The Case of the Site that Wouldn’t Index
The Case of the Site that Wouldn’t Index
Complications with WordPress and Organic Search Listings
This article explores why a website that, for all appearances seemed to be working, could not be indexed by search engines like Google or Bing despite having otherwise correct settings and a clean robots.txt file.
Recently a friend of mine reached out to our social network on Facebook asking for help for his non-profit’s website which he couldn’t seem to get Google to index.
After reading the comments it became clear he was doing everything right: the robots.txt was written correctly and the page headers didn’t contain a NOINDEX directive). Several friends suggested it just took a while to be listed in organic search results and he replied he had been waiting for months.
However, he explained that in Google Search Console when he attempted to “fetch” the site it would respond with an error.
Sure enough, the status was Unreachable.
It Loads Fine, Why Won’t it Index?
The first thing I did was load up the site to see if the page was rendering at all for the public. Perhaps it was only working for him in some sort of sandbox mode?
Yes, it loaded up all the content just fine. The site was fully online.
From top to bottom all of the page content appeared to be loading, all the way down to the legal footer and copyright.
Just in case, I opened up the source code for the home page just to make sure it wasn’t truncating the tags and prematurely terminating the site.
Indeed it was finishing the site load completely — the full page was there and yet Google was choking when attempting to fetch it.
Wanting to check if there were any redirect issues I enabled the Chrome plugin “Redirect Path” (which I recommend for any web developer). Immediately the problem presented itself.
The site was returning a “500 Internal Server Error” status code despite rendering the page! I would’ve noticed this if I’d opened up my Chrome developer tools as well, but just happened to see it with the Redirect Path plugin first.
What is a 500 Internal Server Error?
The HTTP protocol contains a list of possible response codes for a given web request.
“200 OK” means the page loaded normally. “302 Temporary Redirect” means the page wasn’t there as expected but the server knew to send you to another page instead. “404 Not Found” means the page wasn’t there and the server didn’t have anything else to give you. A full list can be found here: https://en.wikipedia.org/wiki/List_of_HTTP_status_codes
“500 Internal Server Error” means that while the page was being built by the server it encountered a fatal error that caused either a portion or the entirety of the page to fail.
Yet, strangely enough, the entire site appeared to still be loading!
Built with WordPress Minus a Few Things
After logging into the server itself to poke around I found a standard WordPress installation with a custom theme and a variety of plugins installed.
WordPress is incredibly fault tolerant these days. So despite the persistent and loud fatal errors documented in the server error log it was still serving up the page as best it could.
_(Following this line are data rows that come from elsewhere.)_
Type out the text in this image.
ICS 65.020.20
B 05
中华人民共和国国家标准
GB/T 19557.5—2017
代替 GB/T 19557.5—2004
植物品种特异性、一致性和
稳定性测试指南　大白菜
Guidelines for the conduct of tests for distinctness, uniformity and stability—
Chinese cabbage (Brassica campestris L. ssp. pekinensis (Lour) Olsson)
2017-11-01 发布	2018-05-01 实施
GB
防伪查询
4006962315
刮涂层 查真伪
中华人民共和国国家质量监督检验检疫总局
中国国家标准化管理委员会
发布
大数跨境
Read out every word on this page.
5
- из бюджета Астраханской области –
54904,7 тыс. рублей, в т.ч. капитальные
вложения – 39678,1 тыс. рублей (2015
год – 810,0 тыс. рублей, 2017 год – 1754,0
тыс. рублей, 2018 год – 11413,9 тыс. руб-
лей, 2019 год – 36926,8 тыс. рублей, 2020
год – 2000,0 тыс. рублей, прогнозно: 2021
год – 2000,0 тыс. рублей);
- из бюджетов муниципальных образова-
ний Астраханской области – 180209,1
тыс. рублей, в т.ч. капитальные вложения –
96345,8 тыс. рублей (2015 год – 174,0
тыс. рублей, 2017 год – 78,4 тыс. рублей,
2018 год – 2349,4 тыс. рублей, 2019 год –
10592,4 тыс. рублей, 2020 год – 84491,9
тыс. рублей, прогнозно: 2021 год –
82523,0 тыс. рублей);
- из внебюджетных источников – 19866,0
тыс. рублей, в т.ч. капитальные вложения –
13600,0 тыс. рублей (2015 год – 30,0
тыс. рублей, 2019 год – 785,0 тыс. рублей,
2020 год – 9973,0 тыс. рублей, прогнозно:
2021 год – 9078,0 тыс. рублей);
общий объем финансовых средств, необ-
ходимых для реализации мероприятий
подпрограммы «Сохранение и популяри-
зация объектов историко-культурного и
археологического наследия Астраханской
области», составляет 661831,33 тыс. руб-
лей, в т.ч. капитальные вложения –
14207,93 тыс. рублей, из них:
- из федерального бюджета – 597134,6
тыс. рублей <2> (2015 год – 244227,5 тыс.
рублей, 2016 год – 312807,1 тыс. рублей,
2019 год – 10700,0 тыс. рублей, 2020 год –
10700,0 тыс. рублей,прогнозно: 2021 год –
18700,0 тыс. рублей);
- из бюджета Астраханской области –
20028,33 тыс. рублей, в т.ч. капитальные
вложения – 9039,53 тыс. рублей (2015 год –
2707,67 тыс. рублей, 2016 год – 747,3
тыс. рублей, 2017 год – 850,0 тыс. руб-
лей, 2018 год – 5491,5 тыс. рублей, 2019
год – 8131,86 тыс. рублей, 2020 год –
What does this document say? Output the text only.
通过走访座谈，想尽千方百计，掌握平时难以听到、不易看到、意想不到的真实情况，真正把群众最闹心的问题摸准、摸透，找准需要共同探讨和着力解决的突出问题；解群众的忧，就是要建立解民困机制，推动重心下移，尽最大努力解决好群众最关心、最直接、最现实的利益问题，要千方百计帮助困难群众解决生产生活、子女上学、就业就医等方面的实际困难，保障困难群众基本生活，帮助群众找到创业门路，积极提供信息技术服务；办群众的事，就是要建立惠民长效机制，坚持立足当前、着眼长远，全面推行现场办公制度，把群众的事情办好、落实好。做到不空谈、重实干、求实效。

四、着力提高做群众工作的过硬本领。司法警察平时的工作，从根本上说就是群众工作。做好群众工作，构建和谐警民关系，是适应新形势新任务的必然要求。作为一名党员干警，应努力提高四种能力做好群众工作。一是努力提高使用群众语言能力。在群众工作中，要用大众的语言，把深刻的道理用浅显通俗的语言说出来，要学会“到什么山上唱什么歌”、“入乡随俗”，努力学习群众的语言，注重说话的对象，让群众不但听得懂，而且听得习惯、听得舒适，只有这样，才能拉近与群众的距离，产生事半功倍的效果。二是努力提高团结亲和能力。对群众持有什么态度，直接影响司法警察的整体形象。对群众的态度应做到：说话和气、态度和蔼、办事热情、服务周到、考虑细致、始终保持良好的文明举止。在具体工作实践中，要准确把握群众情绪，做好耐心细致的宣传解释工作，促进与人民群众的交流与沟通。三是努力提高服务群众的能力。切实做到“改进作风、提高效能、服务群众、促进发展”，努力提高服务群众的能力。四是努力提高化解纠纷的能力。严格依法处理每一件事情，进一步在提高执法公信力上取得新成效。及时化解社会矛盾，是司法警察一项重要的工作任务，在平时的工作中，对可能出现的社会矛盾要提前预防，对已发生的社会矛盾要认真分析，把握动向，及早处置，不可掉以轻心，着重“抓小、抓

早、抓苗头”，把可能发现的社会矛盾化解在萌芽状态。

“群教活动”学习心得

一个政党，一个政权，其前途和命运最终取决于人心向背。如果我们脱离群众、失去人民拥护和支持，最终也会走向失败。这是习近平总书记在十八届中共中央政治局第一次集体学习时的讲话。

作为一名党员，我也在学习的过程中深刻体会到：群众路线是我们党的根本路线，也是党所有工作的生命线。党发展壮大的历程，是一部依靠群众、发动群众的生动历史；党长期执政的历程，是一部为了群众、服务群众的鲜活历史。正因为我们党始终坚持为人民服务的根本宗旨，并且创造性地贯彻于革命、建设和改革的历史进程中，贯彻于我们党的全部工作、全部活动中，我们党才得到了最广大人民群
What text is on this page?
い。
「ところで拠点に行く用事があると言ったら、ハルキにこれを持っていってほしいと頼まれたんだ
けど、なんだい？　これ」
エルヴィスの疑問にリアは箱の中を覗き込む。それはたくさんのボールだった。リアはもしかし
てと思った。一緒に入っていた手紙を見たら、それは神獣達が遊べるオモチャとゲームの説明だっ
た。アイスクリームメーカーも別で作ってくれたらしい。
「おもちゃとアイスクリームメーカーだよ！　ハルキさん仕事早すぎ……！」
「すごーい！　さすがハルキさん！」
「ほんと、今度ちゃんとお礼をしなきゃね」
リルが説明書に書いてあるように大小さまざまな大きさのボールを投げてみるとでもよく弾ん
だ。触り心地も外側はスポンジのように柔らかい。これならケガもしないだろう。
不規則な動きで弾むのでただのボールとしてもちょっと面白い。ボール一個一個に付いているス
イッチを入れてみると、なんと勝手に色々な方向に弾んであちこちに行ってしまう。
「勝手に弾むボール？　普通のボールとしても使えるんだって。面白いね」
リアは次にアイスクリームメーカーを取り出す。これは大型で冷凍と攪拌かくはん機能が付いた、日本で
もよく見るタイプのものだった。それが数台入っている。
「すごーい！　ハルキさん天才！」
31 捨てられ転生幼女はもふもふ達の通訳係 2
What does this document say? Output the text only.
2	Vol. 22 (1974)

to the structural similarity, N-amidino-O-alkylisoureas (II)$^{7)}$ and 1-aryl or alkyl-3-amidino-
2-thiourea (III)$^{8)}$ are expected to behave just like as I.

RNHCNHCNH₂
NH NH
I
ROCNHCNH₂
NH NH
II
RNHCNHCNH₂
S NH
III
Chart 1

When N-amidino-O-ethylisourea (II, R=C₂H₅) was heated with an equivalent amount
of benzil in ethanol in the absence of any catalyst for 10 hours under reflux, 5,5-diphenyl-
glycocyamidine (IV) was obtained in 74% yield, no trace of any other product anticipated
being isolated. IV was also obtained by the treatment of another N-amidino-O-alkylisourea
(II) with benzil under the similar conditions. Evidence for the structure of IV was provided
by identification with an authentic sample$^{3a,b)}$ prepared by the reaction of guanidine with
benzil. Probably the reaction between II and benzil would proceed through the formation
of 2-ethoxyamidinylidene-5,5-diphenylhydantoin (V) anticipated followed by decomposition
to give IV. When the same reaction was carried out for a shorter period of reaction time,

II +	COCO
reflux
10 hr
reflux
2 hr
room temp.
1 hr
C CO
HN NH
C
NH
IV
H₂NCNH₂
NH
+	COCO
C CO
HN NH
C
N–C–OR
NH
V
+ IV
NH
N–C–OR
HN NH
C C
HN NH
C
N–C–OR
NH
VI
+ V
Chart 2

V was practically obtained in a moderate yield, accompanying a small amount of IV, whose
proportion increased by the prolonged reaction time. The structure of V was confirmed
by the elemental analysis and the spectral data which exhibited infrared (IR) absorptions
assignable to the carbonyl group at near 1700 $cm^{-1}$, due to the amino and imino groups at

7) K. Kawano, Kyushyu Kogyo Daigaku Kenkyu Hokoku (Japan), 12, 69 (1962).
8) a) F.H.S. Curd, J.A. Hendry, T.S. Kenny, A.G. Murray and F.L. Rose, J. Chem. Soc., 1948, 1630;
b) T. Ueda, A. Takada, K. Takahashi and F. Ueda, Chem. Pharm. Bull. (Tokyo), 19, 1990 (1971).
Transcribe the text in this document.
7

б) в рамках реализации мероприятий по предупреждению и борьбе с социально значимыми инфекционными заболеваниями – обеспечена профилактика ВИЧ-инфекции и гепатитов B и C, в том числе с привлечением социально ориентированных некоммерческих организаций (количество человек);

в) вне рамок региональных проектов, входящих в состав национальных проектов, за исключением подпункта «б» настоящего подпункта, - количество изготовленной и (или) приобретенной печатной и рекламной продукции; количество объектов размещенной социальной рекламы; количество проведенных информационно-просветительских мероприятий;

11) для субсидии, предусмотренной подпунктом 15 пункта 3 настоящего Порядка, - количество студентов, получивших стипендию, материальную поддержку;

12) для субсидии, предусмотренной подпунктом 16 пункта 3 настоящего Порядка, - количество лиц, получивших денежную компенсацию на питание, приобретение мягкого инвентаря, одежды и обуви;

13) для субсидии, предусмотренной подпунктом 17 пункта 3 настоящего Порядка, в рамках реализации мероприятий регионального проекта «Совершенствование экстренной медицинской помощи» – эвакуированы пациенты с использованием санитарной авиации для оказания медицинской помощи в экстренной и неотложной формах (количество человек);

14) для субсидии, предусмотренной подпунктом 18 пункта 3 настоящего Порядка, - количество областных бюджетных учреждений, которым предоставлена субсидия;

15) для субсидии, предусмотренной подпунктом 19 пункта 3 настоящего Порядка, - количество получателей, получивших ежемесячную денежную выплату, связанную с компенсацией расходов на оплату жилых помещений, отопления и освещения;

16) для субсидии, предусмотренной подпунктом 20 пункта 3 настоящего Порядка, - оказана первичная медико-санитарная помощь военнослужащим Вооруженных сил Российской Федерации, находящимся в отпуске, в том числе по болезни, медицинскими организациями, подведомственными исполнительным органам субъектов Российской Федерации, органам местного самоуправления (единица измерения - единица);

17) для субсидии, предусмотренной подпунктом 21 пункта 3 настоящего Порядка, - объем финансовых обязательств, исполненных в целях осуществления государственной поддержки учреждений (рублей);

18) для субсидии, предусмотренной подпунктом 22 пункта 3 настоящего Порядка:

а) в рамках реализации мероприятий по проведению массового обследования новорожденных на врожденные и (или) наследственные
Some quick Googling around showed that the theme needed the Vafpress framework for a portion of its functionality (that was essentially unused and thus wasn’t obvious), and that the JchOptimize plugin was missing parts of its installation files.
By simply installing the missing framework and disabling/re-installing the plugin the site suddenly ceased having the 500 errors and returned a “200 OK” instead.
After verifying the rest of the site pages were loading correctly as well I went back to the Google Search Console and gave it another go.
Success! We are Go for Google Organic Search
This time Google was able to fetch and render the entire site in a matter of minutes. By the next morning it was fully showing up in Google search results as well:
Google, and other web services, trust HTTP status codes more than their “eyes.”
In the case of this website, despite WordPress recovering with alacrity from the theme/plugin errors, it masked the underlying technical problem.
Neither the hosting provider nor Google would’ve been able to provide any meaningful support in getting the site indexed. Only a direct look at how and why the page was being built and the HTTP status code being returned to the browser could clue us in to what was really happening.
It’s understandable why a lot of the troubleshooting advice for WordPress users when they run into problems is to switch back to a default theme and disable plugins. The problems could be buried in the custom theme code, or a conflict in the plugin, or missing dependencies. Best to start from the simplest possible place and add back complexity until it breaks, than be left wondering which of the many parts is broken!